2026.02.28
Guides
Provenance That Never Disappears
Why On-Chain Provenance
Off-chain databases can be modified, deleted, or lost. Backups drift. Logs get rotated. If provenance metadata only lives on a server, the guarantee is only as strong as the operator's integrity and uptime.
Lemma anchors provenance on-chain because blockchain state is append-only, publicly auditable, and survives any single point of failure. When a document is registered, its provenance record becomes permanent.
What Gets Anchored
The LemmaRegistry contract stores the following for each registered document:
docHash— the SHA3-256 hash of the encrypted document.commitmentRoot— the Merkle root of all attribute commitments.schemaIdHash— identifies which schema was used.- Issuer and subject identifiers.
- Revocation data (revocation root and scheme).
- Links to ZK verifier contracts.
struct DocumentProvenance {
bytes32 docHash;
bytes32 commitmentRoot;
bytes32 schemaIdHash;
address issuer;
address subject;
bytes32 revocationRoot;
}When a ZK proof is verified, the verifier contract emits a ProofVerified event with the docHash, circuitIdHash, generatorIdHash, and public inputs. This event is permanently recorded in the blockchain's event log.
Rebuilding Without Losing Trust
Applications change. Vector databases get re-indexed. Embedding models get upgraded. RAG pipelines get rebuilt from scratch.
None of this affects provenance. Because the trust anchor lives on-chain, you can:
- Rebuild your RAG index and re-verify all attributes against the same on-chain records.
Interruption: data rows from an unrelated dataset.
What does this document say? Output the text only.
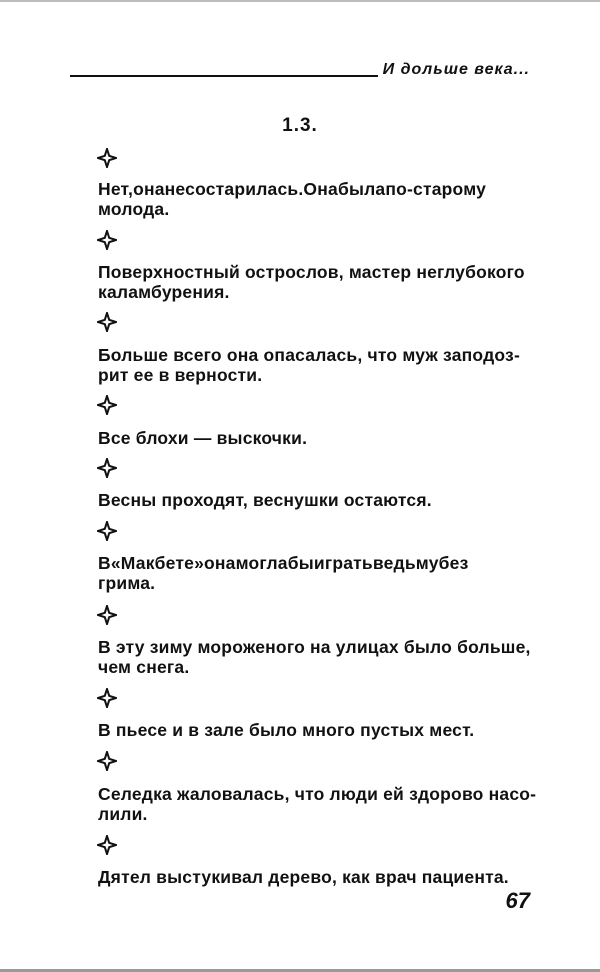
И дольше века...
1.3.
Нет,онанесостарилась.Онабылапо-старому
молода.
Поверхностный острослов, мастер неглубокого
каламбурения.
Больше всего она опасалась, что муж заподоз-
рит ее в верности.
Все блохи — выскочки.
Весны проходят, веснушки остаются.
В«Макбете»онамоглабыигратьведьмубез
грима.
В эту зиму мороженого на улицах было больше,
чем снега.
В пьесе и в зале было много пустых мест.
Селедка жаловалась, что люди ей здорово насо-
лили.
Дятел выстукивал дерево, как врач пациента.
67
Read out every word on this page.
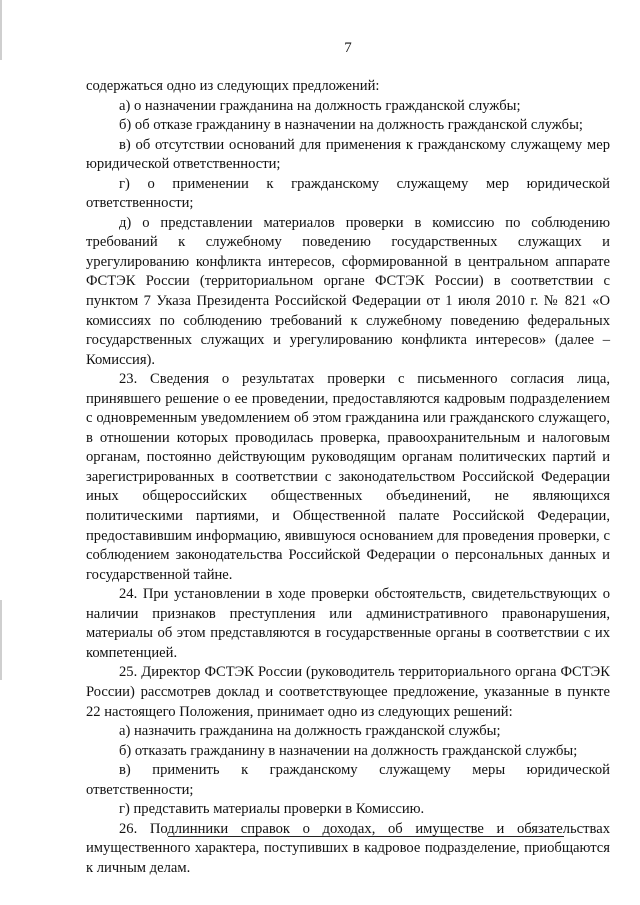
7

содержаться одно из следующих предложений:

а) о назначении гражданина на должность гражданской службы;

б) об отказе гражданину в назначении на должность гражданской службы;

в) об отсутствии оснований для применения к гражданскому служащему мер юридической ответственности;

г) о применении к гражданскому служащему мер юридической ответственности;

д) о представлении материалов проверки в комиссию по соблюдению требований к служебному поведению государственных служащих и урегулированию конфликта интересов, сформированной в центральном аппарате ФСТЭК России (территориальном органе ФСТЭК России) в соответствии с пунктом 7 Указа Президента Российской Федерации от 1 июля 2010 г. № 821 «О комиссиях по соблюдению требований к служебному поведению федеральных государственных служащих и урегулированию конфликта интересов» (далее – Комиссия).

23. Сведения о результатах проверки с письменного согласия лица, принявшего решение о ее проведении, предоставляются кадровым подразделением с одновременным уведомлением об этом гражданина или гражданского служащего, в отношении которых проводилась проверка, правоохранительным и налоговым органам, постоянно действующим руководящим органам политических партий и зарегистрированных в соответствии с законодательством Российской Федерации иных общероссийских общественных объединений, не являющихся политическими партиями, и Общественной палате Российской Федерации, предоставившим информацию, явившуюся основанием для проведения проверки, с соблюдением законодательства Российской Федерации о персональных данных и государственной тайне.

24. При установлении в ходе проверки обстоятельств, свидетельствующих о наличии признаков преступления или административного правонарушения, материалы об этом представляются в государственные органы в соответствии с их компетенцией.

25. Директор ФСТЭК России (руководитель территориального органа ФСТЭК России) рассмотрев доклад и соответствующее предложение, указанные в пункте 22 настоящего Положения, принимает одно из следующих решений:

а) назначить гражданина на должность гражданской службы;

б) отказать гражданину в назначении на должность гражданской службы;

в) применить к гражданскому служащему меры юридической ответственности;

г) представить материалы проверки в Комиссию.

26. Подлинники справок о доходах, об имуществе и обязательствах имущественного характера, поступивших в кадровое подразделение, приобщаются к личным делам.
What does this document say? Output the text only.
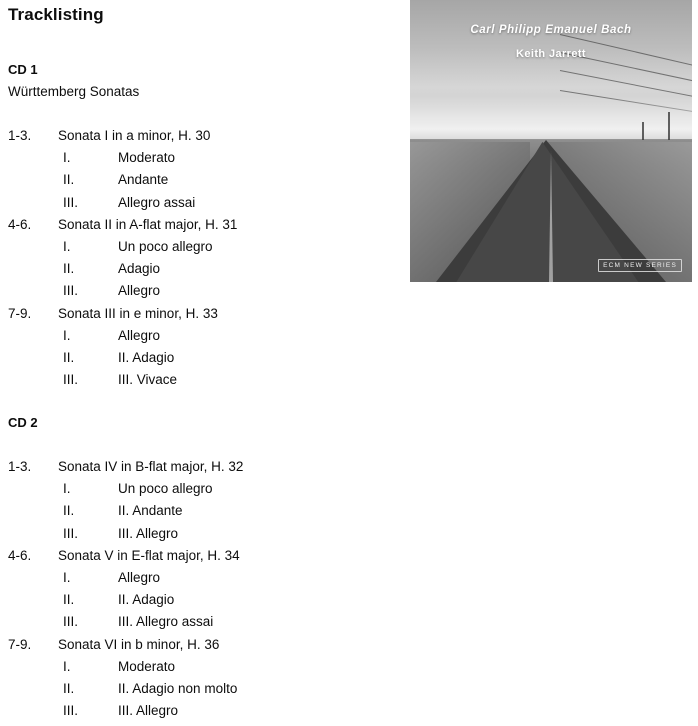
Tracklisting
Carl Philipp Emanuel Bach
Keith Jarrett
ECM NEW SERIES
CD 1
Württemberg Sonatas
1-3.	Sonata I in a minor, H. 30
I.	Moderato
II.	Andante
III.	Allegro assai
4-6.	Sonata II in A-flat major, H. 31
I.	Un poco allegro
II.	Adagio
III.	Allegro
7-9.	Sonata III in e minor, H. 33
I.	Allegro
II.	II. Adagio
III.	III. Vivace
CD 2
1-3.	Sonata IV in B-flat major, H. 32
I.	Un poco allegro
II.	II. Andante
III.	III. Allegro
4-6.	Sonata V in E-flat major, H. 34
I.	Allegro
II.	II. Adagio
III.	III. Allegro assai
7-9.	Sonata VI in b minor, H. 36
I.	Moderato
II.	II. Adagio non molto
III.	III. Allegro
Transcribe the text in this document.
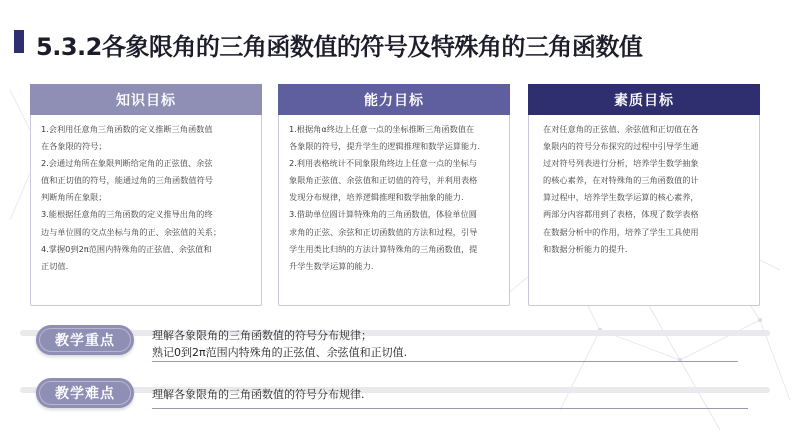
5.3.2各象限角的三角函数值的符号及特殊角的三角函数值
知识目标

1.会利用任意角三角函数的定义推断三角函数值

在各象限的符号；

2.会通过角所在象限判断给定角的正弦值、余弦

值和正切值的符号，能通过角的三角函数值符号

判断角所在象限；

3.能根据任意角的三角函数的定义推导出角的终

边与单位圆的交点坐标与角的正、余弦值的关系；

4.掌握0到2π范围内特殊角的正弦值、余弦值和

正切值.

能力目标

1.根据角α终边上任意一点的坐标推断三角函数值在

各象限的符号，提升学生的逻辑推理和数学运算能力.

2.利用表格统计不同象限角终边上任意一点的坐标与

象限角正弦值、余弦值和正切值的符号，并利用表格

发现分布规律，培养逻辑推理和数学抽象的能力.

3.借助单位圆计算特殊角的三角函数值，体验单位圆

求角的正弦、余弦和正切函数值的方法和过程，引导

学生用类比归纳的方法计算特殊角的三角函数值，提

升学生数学运算的能力.

素质目标

在对任意角的正弦值、余弦值和正切值在各

象限内的符号分布探究的过程中引导学生通

过对符号列表进行分析，培养学生数学抽象

的核心素养，在对特殊角的三角函数值的计

算过程中，培养学生数学运算的核心素养，

两部分内容都用到了表格，体现了数学表格

在数据分析中的作用，培养了学生工具使用

和数据分析能力的提升.

教学重点	理解各象限角的三角函数值的符号分布规律；
熟记0到2π范围内特殊角的正弦值、余弦值和正切值.
教学难点	理解各象限角的三角函数值的符号分布规律.
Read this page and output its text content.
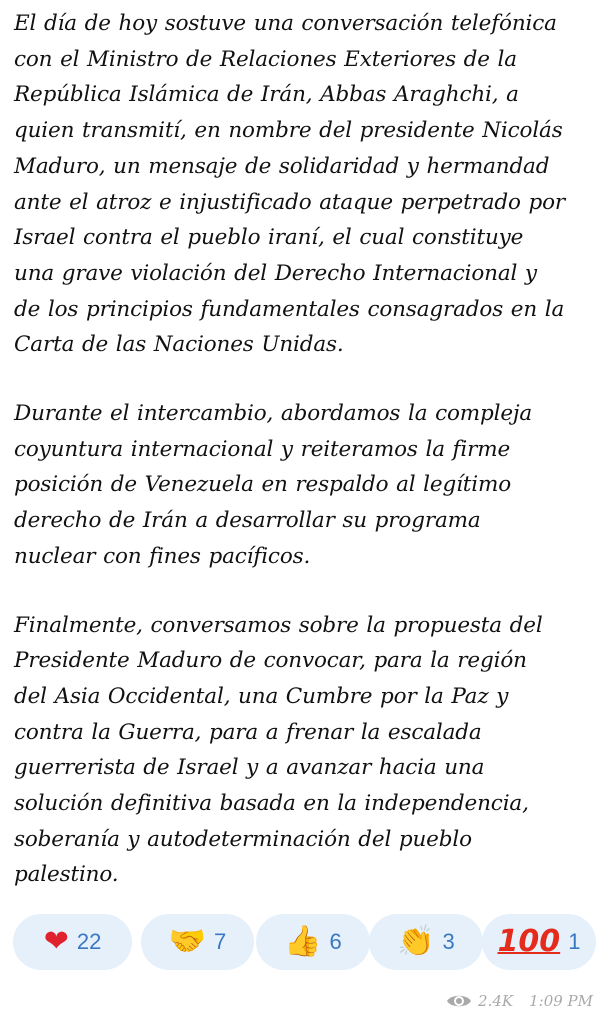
El día de hoy sostuve una conversación telefónica
con el Ministro de Relaciones Exteriores de la
República Islámica de Irán, Abbas Araghchi, a
quien transmití, en nombre del presidente Nicolás
Maduro, un mensaje de solidaridad y hermandad
ante el atroz e injustificado ataque perpetrado por
Israel contra el pueblo iraní, el cual constituye
una grave violación del Derecho Internacional y
de los principios fundamentales consagrados en la
Carta de las Naciones Unidas.

Durante el intercambio, abordamos la compleja
coyuntura internacional y reiteramos la firme
posición de Venezuela en respaldo al legítimo
derecho de Irán a desarrollar su programa
nuclear con fines pacíficos.

Finalmente, conversamos sobre la propuesta del
Presidente Maduro de convocar, para la región
del Asia Occidental, una Cumbre por la Paz y
contra la Guerra, para a frenar la escalada
guerrerista de Israel y a avanzar hacia una
solución definitiva basada en la independencia,
soberanía y autodeterminación del pueblo
palestino.

❤ 22 🤝 7 👍 6 👏 3 100 1
2.4K 1:09 PM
- Migrate to a new embedding model without re-proving — the proofs and their verification events are already permanent.
- Audit historical claims by replaying on-chain events.
The provenance layer is decoupled from the application layer. Your infrastructure can evolve freely.
Smart-Contract Hooks
Lemma supports optional smart-contract hooks that execute at document registration time. These hooks receive the same DocumentProvenance payload that the registry stores:
onchainHooks: [
{
chainId: 1,
contractAddress: "0xYourHookContract...",
method: "onLemmaDocumentRegistered",
mode: "after-registry",
payload: "registry-public-inputs",
},
],This enables composability with other on-chain protocols — a registered document can automatically trigger DeFi actions, update access control lists, or notify downstream contracts, all with the same provenance data.
The Trust Model
Lemma's trust boundary is clear: it does not trust client-side code. It trusts:
- ZK proofs and their on-chain/off-chain verification.
- Cryptographic commitments.
- Issuer BBS+ signatures.
- On-chain registry and verifier contract correctness.
If a client sends a falsified normalization, the ZK proof will fail. If someone tampers with a stored document, the docHash will not match. The on-chain record is the ultimate arbiter, and it never disappears.